Spacerując po nabrzeżu, kilkadziesiąt metrów od brzegu nieopodal cypla zwanego punta Maddalena, zobaczymy jeszcze jeden pomnik, tym razem wyrastający wprost z wód jeziora. Jest to złocona figura świętego Mikołaja, patrona miasta, któremu poświecono bazylikę San Niccolo, najważniejszy i największy kościół w mieście, gdzie przechowuje się jego relikwie. Pomnik jest raczej świeżej daty, ponieważ odsłonięto go w 1955 roku; chociaż przewodniki mówią że figura świętego ma 2,10 m wysokości, to z nabrzeża nie wygląda on zbyt okazale. Poza tym aczkolwiek sam pomysł jest oryginalny i ciekawy, to już sposób w jaki ustawiono ten monument budzi nieco wątpliwości, gdyż betonowy cokół zamocowany na dnie jeziora podwyższono czterema metalowymi słupkami, co przy niskim stanie wody wygląda dość dziwacznie i niezbyt estetycznie. Dodam jeszcze, że w dniu 6 grudnia wszystkie dzieci w Lecco otrzymują duże, czerwone jabłka, ten zwyczaj nawiązuje do legendy mówiącej o trójce biednych dzieci, które święty obdarował jabłkami a owoce w cudowny sposób zmieniły się w szczere złoto.

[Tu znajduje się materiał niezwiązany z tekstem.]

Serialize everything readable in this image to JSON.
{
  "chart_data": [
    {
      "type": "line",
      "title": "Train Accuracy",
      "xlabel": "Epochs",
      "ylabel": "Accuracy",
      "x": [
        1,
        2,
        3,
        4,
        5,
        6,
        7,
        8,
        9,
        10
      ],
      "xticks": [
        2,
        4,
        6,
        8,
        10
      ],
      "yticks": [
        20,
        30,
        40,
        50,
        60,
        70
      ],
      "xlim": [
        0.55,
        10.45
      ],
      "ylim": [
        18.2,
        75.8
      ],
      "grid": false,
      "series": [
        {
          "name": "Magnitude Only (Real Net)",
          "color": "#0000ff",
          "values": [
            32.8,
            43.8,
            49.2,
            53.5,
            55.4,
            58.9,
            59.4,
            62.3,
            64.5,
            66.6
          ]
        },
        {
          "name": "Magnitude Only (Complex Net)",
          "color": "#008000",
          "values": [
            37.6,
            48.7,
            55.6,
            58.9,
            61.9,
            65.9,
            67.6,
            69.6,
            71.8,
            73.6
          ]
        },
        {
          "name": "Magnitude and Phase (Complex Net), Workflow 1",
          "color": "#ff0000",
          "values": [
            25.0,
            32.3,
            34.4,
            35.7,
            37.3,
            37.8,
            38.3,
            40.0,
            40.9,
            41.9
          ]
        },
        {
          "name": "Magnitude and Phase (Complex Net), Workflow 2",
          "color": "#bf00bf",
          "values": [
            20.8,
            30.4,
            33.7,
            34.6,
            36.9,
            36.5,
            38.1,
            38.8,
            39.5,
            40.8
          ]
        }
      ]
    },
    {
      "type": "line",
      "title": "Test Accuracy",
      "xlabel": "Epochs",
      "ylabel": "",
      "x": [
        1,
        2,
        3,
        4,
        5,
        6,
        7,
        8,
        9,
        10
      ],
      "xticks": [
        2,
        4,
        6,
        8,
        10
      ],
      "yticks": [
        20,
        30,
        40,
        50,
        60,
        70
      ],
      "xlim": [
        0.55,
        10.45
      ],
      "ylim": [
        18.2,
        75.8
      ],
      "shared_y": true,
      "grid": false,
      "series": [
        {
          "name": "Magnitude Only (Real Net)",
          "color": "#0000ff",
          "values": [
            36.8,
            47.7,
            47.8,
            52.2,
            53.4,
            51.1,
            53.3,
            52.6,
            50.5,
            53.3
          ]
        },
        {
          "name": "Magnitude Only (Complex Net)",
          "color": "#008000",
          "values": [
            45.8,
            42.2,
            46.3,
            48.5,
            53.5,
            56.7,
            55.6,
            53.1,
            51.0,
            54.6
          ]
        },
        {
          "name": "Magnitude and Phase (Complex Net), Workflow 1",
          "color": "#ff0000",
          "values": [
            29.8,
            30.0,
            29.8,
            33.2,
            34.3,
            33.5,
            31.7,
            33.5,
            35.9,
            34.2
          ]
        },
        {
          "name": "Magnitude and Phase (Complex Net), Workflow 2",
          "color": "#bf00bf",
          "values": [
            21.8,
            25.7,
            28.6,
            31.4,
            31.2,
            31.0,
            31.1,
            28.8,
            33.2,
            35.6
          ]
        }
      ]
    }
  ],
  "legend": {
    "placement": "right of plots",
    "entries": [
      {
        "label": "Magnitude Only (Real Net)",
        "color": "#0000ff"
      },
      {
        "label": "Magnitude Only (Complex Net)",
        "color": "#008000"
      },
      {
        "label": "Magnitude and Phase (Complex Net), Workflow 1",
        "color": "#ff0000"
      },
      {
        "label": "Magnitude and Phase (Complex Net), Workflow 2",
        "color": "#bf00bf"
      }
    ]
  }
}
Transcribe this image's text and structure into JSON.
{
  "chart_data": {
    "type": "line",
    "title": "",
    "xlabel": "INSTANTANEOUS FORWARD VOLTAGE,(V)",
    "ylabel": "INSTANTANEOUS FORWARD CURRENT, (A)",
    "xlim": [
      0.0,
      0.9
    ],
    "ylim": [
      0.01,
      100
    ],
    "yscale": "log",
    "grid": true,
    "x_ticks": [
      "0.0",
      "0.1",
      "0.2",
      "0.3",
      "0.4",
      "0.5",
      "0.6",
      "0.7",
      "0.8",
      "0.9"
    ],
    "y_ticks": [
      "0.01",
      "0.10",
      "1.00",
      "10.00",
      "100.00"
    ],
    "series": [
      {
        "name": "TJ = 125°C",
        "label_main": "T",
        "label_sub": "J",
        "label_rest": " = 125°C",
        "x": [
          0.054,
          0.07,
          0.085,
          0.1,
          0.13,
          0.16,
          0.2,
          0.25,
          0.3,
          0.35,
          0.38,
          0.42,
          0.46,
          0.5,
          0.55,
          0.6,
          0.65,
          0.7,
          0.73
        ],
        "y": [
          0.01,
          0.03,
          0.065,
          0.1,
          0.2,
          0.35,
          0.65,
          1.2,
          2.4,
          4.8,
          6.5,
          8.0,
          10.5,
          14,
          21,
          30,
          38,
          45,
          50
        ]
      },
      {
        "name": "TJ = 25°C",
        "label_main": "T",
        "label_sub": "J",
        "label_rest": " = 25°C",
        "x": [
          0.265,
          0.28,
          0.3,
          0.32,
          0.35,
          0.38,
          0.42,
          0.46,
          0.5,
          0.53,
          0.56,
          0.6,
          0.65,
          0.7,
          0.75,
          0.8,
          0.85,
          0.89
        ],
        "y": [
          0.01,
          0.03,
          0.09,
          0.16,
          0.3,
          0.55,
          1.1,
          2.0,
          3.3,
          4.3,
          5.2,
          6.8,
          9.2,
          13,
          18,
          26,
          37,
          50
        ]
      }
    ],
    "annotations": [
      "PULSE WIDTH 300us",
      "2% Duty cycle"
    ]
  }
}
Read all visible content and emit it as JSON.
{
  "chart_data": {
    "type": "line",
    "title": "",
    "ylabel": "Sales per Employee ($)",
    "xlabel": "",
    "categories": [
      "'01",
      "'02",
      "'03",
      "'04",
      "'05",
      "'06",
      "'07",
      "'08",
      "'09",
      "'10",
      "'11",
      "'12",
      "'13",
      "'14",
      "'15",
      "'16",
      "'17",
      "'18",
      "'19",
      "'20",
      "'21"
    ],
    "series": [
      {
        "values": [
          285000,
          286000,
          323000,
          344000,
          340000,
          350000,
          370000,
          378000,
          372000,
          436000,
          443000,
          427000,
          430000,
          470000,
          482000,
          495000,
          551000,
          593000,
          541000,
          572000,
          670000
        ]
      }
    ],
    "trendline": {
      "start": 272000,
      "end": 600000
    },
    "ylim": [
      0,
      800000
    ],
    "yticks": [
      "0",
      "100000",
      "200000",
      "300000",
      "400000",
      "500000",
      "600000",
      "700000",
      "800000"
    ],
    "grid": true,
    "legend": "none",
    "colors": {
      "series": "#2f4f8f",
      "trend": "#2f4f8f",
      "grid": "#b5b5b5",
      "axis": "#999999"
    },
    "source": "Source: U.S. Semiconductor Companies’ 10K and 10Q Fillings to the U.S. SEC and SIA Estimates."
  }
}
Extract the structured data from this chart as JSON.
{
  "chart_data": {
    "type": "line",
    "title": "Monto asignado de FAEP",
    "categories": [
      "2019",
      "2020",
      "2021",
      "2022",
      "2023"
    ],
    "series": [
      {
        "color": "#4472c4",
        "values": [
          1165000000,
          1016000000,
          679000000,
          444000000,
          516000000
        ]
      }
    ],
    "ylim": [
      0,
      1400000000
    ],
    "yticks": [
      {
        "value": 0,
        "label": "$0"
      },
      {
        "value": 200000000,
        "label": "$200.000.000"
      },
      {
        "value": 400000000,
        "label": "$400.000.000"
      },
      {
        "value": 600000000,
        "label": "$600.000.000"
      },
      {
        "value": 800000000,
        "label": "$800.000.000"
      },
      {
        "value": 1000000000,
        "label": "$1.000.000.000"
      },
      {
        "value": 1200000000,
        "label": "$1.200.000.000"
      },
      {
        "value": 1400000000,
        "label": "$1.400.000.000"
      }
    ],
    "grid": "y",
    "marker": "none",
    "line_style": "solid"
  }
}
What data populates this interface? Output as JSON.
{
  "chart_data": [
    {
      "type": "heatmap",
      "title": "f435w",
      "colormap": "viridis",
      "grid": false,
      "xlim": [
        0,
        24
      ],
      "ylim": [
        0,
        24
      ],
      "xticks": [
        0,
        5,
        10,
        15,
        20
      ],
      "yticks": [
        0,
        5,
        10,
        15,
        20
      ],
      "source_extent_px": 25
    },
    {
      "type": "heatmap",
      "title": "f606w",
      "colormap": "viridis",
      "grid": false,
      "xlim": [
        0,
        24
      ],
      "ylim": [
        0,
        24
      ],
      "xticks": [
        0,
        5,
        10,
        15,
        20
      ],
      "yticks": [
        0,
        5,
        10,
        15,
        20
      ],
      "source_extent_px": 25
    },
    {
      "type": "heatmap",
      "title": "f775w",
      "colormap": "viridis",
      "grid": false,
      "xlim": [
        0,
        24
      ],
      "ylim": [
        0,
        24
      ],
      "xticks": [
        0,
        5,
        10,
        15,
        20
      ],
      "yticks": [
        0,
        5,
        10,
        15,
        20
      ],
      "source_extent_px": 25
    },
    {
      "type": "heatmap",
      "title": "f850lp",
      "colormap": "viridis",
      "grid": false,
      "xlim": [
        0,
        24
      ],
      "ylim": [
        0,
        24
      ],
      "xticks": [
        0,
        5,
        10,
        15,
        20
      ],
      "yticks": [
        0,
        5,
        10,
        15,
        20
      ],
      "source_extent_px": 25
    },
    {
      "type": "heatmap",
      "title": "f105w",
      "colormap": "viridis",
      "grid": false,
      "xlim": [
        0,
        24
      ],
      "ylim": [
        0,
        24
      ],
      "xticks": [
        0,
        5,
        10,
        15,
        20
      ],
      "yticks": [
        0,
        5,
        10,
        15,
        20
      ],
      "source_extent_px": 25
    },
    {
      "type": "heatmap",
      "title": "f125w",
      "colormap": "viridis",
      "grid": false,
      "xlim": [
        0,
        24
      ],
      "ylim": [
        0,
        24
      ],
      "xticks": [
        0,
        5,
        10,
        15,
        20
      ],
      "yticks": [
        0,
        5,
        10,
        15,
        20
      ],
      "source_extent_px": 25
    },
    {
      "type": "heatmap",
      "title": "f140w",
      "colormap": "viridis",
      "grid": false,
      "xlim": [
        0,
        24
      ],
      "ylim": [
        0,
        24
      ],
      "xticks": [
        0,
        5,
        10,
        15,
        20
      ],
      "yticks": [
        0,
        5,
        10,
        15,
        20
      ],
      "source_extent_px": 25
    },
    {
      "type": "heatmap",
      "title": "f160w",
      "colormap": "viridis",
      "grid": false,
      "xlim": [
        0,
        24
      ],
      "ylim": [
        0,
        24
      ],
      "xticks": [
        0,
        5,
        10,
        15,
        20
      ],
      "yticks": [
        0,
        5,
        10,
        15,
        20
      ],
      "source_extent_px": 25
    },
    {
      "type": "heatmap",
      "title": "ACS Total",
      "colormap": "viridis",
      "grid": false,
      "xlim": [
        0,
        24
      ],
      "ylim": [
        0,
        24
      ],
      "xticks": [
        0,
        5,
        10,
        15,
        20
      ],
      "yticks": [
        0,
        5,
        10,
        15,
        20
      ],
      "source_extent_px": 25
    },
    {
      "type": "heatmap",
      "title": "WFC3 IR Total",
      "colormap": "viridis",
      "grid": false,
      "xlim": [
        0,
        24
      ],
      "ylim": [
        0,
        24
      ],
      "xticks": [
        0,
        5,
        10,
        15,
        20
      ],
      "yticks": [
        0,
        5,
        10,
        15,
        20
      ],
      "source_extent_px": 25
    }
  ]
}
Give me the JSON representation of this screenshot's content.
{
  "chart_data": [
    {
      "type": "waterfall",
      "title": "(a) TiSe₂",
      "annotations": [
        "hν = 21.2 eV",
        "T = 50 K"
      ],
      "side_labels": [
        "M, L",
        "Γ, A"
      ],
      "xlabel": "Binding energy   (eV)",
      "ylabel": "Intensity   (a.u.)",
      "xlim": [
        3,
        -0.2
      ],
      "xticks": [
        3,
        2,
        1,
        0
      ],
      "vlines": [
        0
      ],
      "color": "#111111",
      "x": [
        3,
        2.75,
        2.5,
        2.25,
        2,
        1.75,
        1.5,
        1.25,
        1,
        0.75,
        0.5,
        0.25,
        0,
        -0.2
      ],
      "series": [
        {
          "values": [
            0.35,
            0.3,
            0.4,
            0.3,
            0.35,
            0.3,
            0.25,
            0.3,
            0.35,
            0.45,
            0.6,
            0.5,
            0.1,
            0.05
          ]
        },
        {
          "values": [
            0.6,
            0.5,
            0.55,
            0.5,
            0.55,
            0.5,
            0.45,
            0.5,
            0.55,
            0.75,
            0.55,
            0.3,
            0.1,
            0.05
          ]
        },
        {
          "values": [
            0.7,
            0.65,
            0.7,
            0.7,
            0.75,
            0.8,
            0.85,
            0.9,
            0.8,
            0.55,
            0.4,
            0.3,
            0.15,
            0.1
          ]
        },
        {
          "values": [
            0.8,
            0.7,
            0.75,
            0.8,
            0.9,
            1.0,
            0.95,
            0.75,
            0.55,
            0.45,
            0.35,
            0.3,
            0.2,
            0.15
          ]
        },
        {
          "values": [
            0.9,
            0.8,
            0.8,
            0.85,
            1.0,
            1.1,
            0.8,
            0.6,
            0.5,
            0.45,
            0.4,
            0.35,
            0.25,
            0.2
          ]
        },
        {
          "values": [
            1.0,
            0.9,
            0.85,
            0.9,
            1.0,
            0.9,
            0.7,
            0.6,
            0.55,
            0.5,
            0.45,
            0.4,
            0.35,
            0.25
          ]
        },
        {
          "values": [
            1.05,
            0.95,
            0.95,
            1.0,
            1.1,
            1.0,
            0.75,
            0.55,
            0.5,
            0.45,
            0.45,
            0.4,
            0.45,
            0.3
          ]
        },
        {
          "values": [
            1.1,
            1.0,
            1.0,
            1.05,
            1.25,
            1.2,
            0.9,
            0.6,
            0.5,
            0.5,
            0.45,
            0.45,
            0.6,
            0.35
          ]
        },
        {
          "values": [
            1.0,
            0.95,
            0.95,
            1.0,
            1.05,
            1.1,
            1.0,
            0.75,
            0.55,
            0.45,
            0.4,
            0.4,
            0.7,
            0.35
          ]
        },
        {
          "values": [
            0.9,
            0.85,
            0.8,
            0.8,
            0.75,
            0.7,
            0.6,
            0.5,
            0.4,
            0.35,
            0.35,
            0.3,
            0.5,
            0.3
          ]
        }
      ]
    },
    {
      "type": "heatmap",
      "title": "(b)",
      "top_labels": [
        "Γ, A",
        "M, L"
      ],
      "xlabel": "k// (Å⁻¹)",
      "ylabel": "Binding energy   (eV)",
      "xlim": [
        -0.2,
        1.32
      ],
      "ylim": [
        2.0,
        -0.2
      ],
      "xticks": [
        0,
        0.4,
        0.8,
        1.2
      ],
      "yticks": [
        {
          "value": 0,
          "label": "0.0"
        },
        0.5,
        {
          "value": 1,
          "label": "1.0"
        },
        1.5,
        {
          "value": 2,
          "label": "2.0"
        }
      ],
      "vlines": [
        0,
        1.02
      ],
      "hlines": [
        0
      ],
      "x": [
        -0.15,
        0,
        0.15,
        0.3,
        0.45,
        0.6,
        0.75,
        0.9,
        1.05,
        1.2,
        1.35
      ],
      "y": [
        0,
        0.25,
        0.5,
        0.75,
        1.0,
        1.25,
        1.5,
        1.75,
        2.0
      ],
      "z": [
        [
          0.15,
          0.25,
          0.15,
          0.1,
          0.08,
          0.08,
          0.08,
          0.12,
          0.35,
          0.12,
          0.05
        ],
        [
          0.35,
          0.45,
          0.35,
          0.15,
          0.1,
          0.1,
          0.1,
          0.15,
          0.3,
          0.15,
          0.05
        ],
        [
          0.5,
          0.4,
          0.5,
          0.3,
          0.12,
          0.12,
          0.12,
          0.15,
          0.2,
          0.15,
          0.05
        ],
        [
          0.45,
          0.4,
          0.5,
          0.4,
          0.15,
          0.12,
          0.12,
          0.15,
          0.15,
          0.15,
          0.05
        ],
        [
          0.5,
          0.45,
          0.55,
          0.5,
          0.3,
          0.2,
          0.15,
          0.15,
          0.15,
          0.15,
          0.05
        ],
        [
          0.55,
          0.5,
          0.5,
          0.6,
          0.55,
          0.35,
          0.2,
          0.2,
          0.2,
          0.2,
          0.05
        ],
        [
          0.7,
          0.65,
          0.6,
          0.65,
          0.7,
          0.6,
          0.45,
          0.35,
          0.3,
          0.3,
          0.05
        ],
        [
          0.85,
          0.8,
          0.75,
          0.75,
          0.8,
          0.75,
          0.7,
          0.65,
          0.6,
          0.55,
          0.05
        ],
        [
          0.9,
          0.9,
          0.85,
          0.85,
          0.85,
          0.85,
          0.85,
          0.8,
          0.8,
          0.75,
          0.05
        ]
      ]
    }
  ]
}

Lecco jest bardzo zadbanym miastem, spacerując można tu znaleźć wiele malowniczych zakątków i uroczych detali. Centralnym punktem miasta jest Piazza XX Settembre, kameralny plac o neoklasycystycznym wyglądzie, otoczony budynkami wyposażonymi w portyki projektu Giuseppe Bovary. W jednym z tych domów pod numerem 43 w 1824 roku urodził się wspomniany wyżej Antoni Stoppani o czym informuje tablica pamiątkowa. Tuż obok znajdują się dwa inne place, jeden z nich to Piazza Garibaldi przy którym wznosi się Teatr Społeczny (projekt Bovary) i pomnik Giuseppe Garibaldiego. Stąd idąc centralną via Roma dojdziemy do Piazza Manzoni z pomnikiem pisarza o którym pisałam powyżej. Drugi z nich, to otwarty na jezioro Piazza Cermenati, ozdobiony marmurowym pomnikiem tego uczonego. Jest to świetne miejsce aby podczas spaceru po mieście zatrzymać się w jednej z kawiarenek i odpocząć przy filiżance espresso lub lampce wina a przy okazji podziwiać wspaniały widok jeziora i okolicznych gór.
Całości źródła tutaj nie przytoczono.